Error message | Is it a transient error? | Action before retrying recrawl |
---|---|---|
Page was crawled but was not indexed by Vertex AI Search within 24 hours | Yes | Use the failedUris values in the operations.get response for the values in the uris field when you call the recrawlUris method. |
Crawling was blocked by the site's robots.txt |
No | Unblock the URI in your website's robots.txt file, ensure that the Googlebot user agent is permitted to crawl the website,
and retry recrawl. For more information, see
How to write and submit a robots.txt file.
If you cannot access the robots.txt file, contact the domain owner. |
Page is unreachable | No | Check the URI that you specified when you call the recrawlUris method. Ensure you provide the literal URI and not a URI pattern. |
Crawling timed out | Yes | Use the failedUris values in the operations.get response for the values in the uris field when you call the recrawlUris method. |
Page was rejected by Google crawler | Yes | Use the failedUris values in the operations.get response for the values in the uris field when you call the recrawlUris method. |
URL could not be followed by Google crawler | No | If there are multiple redirects, use the URI from the last redirect and retry |
Page was not found (404) | No | Check the URI that you specified when you call the recrawlUris method.
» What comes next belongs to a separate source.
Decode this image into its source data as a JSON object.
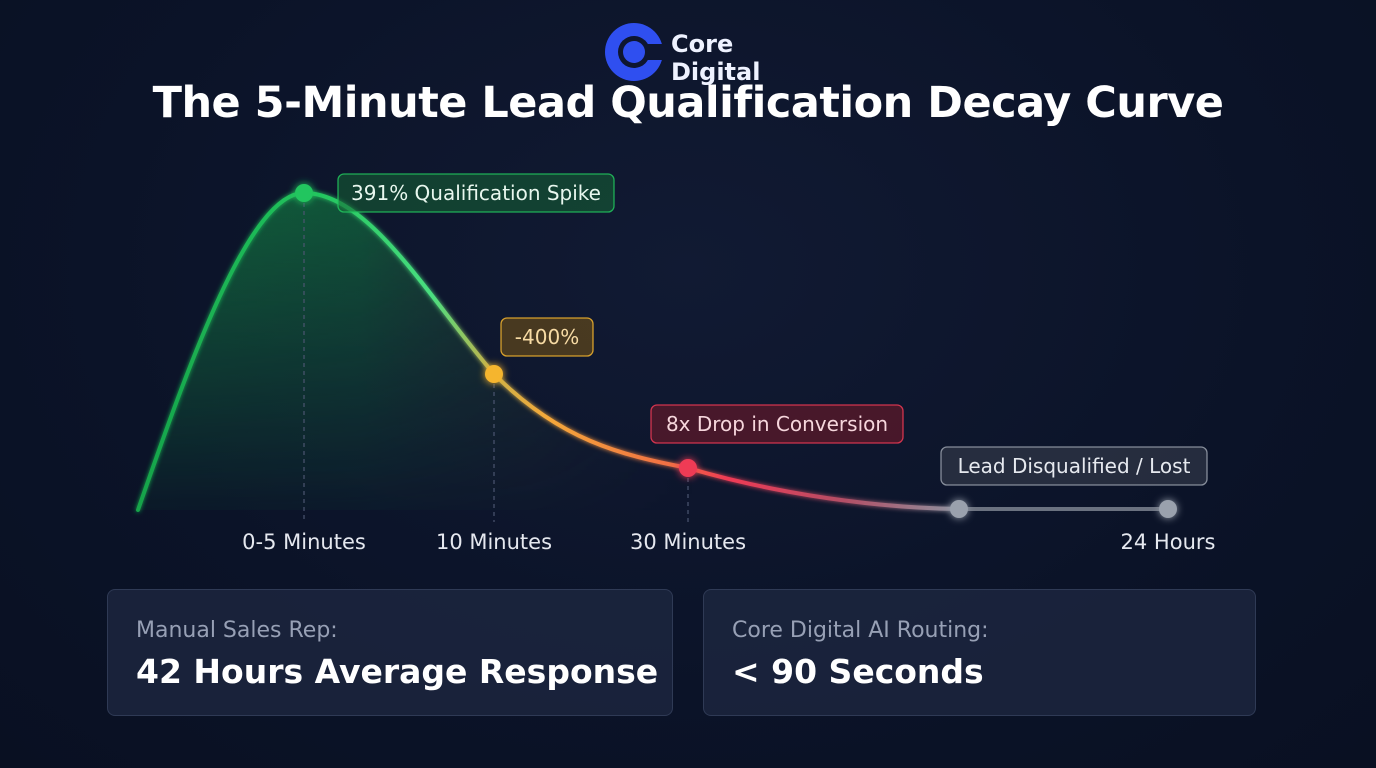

Ensure you provide the literal URI and not a URI pattern.
Any page that responds with a `4xx` error code is removed from the index. |
Page requires authentication | No | Advanced website indexing doesn't support crawling web pages that require authentication. |
How deleted pages are handled
When a page is deleted, Google recommends that you manually refresh the deleted URLs.
When your website data store is crawled during either an automatic
or a manual refresh, if a web page responds with a 4xx
client error
code or 5xx
server error code, the unresponsive web page is removed from the
index.